DoNotPressTheRedButton · 20/09/2009 23:09

I don't think YABU but there was a toddler on the news last wek died from drowning on a cover, so I think the alarm would be safer.

MIL had a pond and a door she'd refuse to shut- used to scare me rigid. We don't go there any more.

diddl · 21/09/2009 07:55

I think YABU.

Ask people (politely) to make sure they shut the gate.

When people are in the pool your daughter will most likely want to be in so needs some form of "flotation".

Net or not, your daughter needs to know she is not allowed in/near the pool by herself.

FlamingoDuBeke · 21/09/2009 08:03

I think YABU. There will be heaps of other risks around just as there are everywhere.

How are you going to ensure she can't get to the road?

How are you going to ensure she doesn't slip and fall down the stairs?

You will be looking after her, that is how. Sorry, but you can't let down your guard as a mother and that's how it has to be.

I agree that with lots of adults there is always a risk of 'I thought someone else was looking after her' but that has nothing to do with the pool, and everything to do with you ensuring that doesn't happen. You ought, anyway, to make sure that you name an adult to mind her while you go to the loo/go out/whatever and make sure they know that she is their responsbility.

diddl · 21/09/2009 08:16

I don´t agree with there being a risk of "I thought someone else was looking after her".

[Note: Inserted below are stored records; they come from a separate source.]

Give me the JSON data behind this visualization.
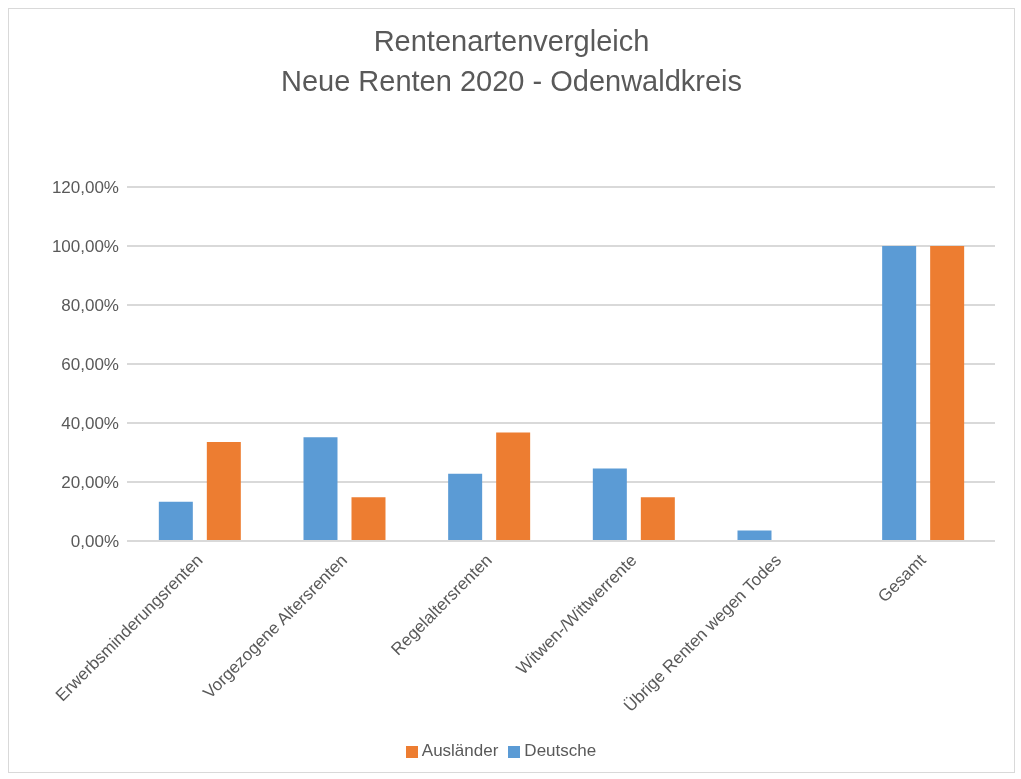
{
  "chart_data": {
    "type": "bar",
    "title": "Rentenartenvergleich\nNeue Renten 2020 - Odenwaldkreis",
    "categories": [
      "Erwerbsminderungsrenten",
      "Vorgezogene Altersrenten",
      "Regelaltersrenten",
      "Witwen-/Wittwerrente",
      "Übrige Renten wegen Todes",
      "Gesamt"
    ],
    "series": [
      {
        "name": "Deutsche",
        "color": "#5b9bd5",
        "values": [
          13.3,
          35.2,
          22.8,
          24.6,
          3.6,
          100
        ]
      },
      {
        "name": "Ausländer",
        "color": "#ed7d31",
        "values": [
          33.6,
          14.8,
          36.8,
          14.8,
          0,
          100
        ]
      }
    ],
    "ylim": [
      0,
      120
    ],
    "yticks": [
      {
        "value": 0,
        "label": "0,00%"
      },
      {
        "value": 20,
        "label": "20,00%"
      },
      {
        "value": 40,
        "label": "40,00%"
      },
      {
        "value": 60,
        "label": "60,00%"
      },
      {
        "value": 80,
        "label": "80,00%"
      },
      {
        "value": 100,
        "label": "100,00%"
      },
      {
        "value": 120,
        "label": "120,00%"
      }
    ],
    "grid": "y",
    "legend": "bottom"
  }
}
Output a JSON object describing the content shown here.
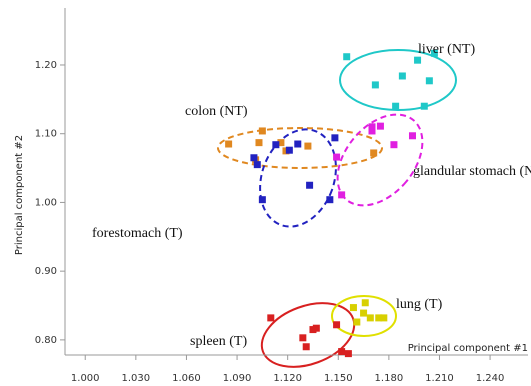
{
  "chart_data": {
    "type": "scatter",
    "xlabel": "Principal component #1",
    "ylabel": "Principal component #2",
    "xlim": [
      0.988,
      1.2607
    ],
    "ylim": [
      0.778,
      1.28
    ],
    "xticks": [
      {
        "value": 1.0,
        "label": "1.000"
      },
      {
        "value": 1.03,
        "label": "1.030"
      },
      {
        "value": 1.06,
        "label": "1.060"
      },
      {
        "value": 1.09,
        "label": "1.090"
      },
      {
        "value": 1.12,
        "label": "1.120"
      },
      {
        "value": 1.15,
        "label": "1.150"
      },
      {
        "value": 1.18,
        "label": "1.180"
      },
      {
        "value": 1.21,
        "label": "1.210"
      },
      {
        "value": 1.24,
        "label": "1.240"
      }
    ],
    "yticks": [
      {
        "value": 0.8,
        "label": "0.80"
      },
      {
        "value": 0.9,
        "label": "0.90"
      },
      {
        "value": 1.0,
        "label": "1.00"
      },
      {
        "value": 1.1,
        "label": "1.10"
      },
      {
        "value": 1.2,
        "label": "1.20"
      }
    ],
    "series": [
      {
        "name": "liver (NT)",
        "color": "#1fc8c8",
        "x": [
          1.155,
          1.207,
          1.197,
          1.172,
          1.188,
          1.204,
          1.184,
          1.201
        ],
        "values": [
          1.212,
          1.217,
          1.207,
          1.171,
          1.184,
          1.177,
          1.14,
          1.14
        ]
      },
      {
        "name": "colon (NT)",
        "color": "#e08820",
        "x": [
          1.085,
          1.105,
          1.103,
          1.116,
          1.119,
          1.132,
          1.101,
          1.171
        ],
        "values": [
          1.085,
          1.104,
          1.087,
          1.087,
          1.075,
          1.082,
          1.062,
          1.072
        ]
      },
      {
        "name": "glandular stomach (NT)",
        "color": "#2222c0",
        "x": [
          1.105,
          1.1,
          1.102,
          1.113,
          1.126,
          1.121,
          1.133,
          1.145,
          1.148
        ],
        "values": [
          1.004,
          1.065,
          1.055,
          1.084,
          1.085,
          1.076,
          1.025,
          1.004,
          1.094
        ]
      },
      {
        "name": "forestomach (T)",
        "color": "#e020e0",
        "x": [
          1.149,
          1.152,
          1.17,
          1.175,
          1.17,
          1.183,
          1.194
        ],
        "values": [
          1.066,
          1.011,
          1.104,
          1.111,
          1.11,
          1.084,
          1.097
        ]
      },
      {
        "name": "spleen (T)",
        "color": "#d82020",
        "x": [
          1.11,
          1.129,
          1.131,
          1.135,
          1.137,
          1.149,
          1.152,
          1.156
        ],
        "values": [
          0.832,
          0.803,
          0.79,
          0.815,
          0.817,
          0.822,
          0.783,
          0.78
        ]
      },
      {
        "name": "lung (T)",
        "color": "#d8d000",
        "x": [
          1.159,
          1.161,
          1.166,
          1.169,
          1.174,
          1.177,
          1.165
        ],
        "values": [
          0.847,
          0.826,
          0.854,
          0.832,
          0.832,
          0.832,
          0.839
        ]
      }
    ]
  }
}
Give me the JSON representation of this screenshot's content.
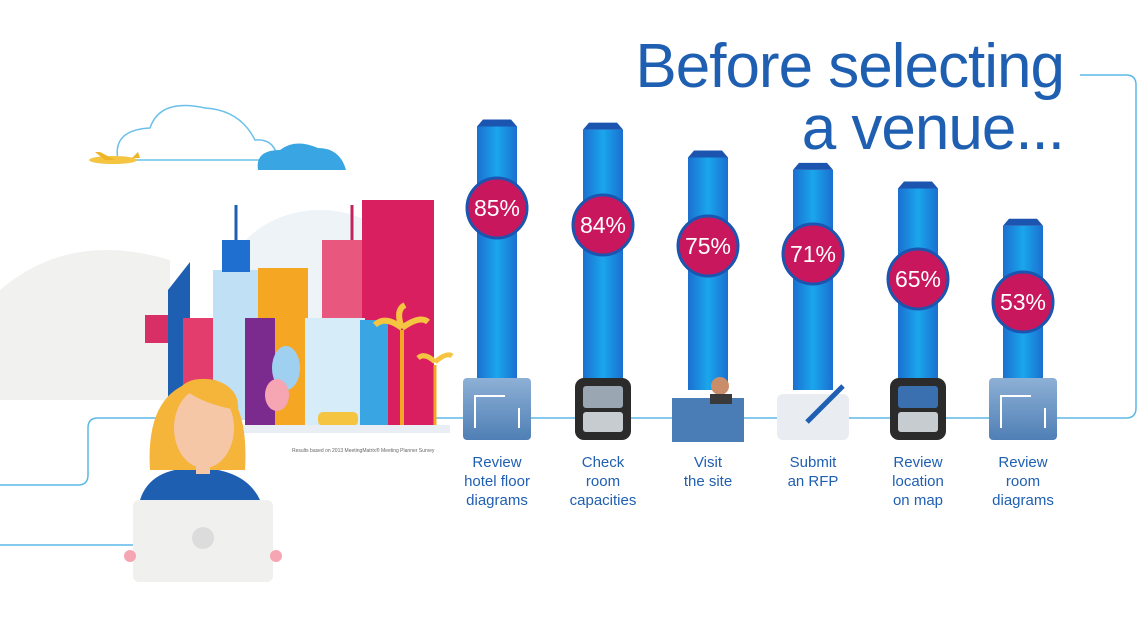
{
  "title_lines": [
    "Before selecting",
    "a venue..."
  ],
  "footnote": "Results based on 2013 MeetingMatrix® Meeting Planner Survey",
  "chart_data": {
    "type": "bar",
    "title": "Before selecting a venue...",
    "categories": [
      [
        "Review",
        "hotel floor",
        "diagrams"
      ],
      [
        "Check",
        "room",
        "capacities"
      ],
      [
        "Visit",
        "the site"
      ],
      [
        "Submit",
        "an RFP"
      ],
      [
        "Review",
        "location",
        "on map"
      ],
      [
        "Review",
        "room",
        "diagrams"
      ]
    ],
    "values": [
      85,
      84,
      75,
      71,
      65,
      53
    ],
    "value_labels": [
      "85%",
      "84%",
      "75%",
      "71%",
      "65%",
      "53%"
    ],
    "icons": [
      "floor-plan-icon",
      "calculator-icon",
      "receptionist-icon",
      "contract-icon",
      "map-navigation-icon",
      "room-diagram-icon"
    ],
    "ylim": [
      0,
      100
    ],
    "grid": false,
    "legend": "none",
    "colors": {
      "bar": "#1a8fe0",
      "bar_dark": "#1b55b0",
      "badge": "#c8175d",
      "badge_ring": "#ffffff",
      "title": "#1f5fb2",
      "line": "#5db8e6"
    }
  }
}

Unless you specifically ask, it´s between you & hubby, and it´s surely not that hard to communicate between the two of you?

TBH, I´d be delighted to be going somewhere for a few weeks with free use of a pool that was safely fenced off from the rest of the garden.

FlamingoDuBeke · 21/09/2009 08:18

That's what I mean, diddl - it's only a risk if you, as the mother, assume someone else is looking after her. Ultimately she is the mum's (or dad's in our case, but clearly not in other's!) responsibility.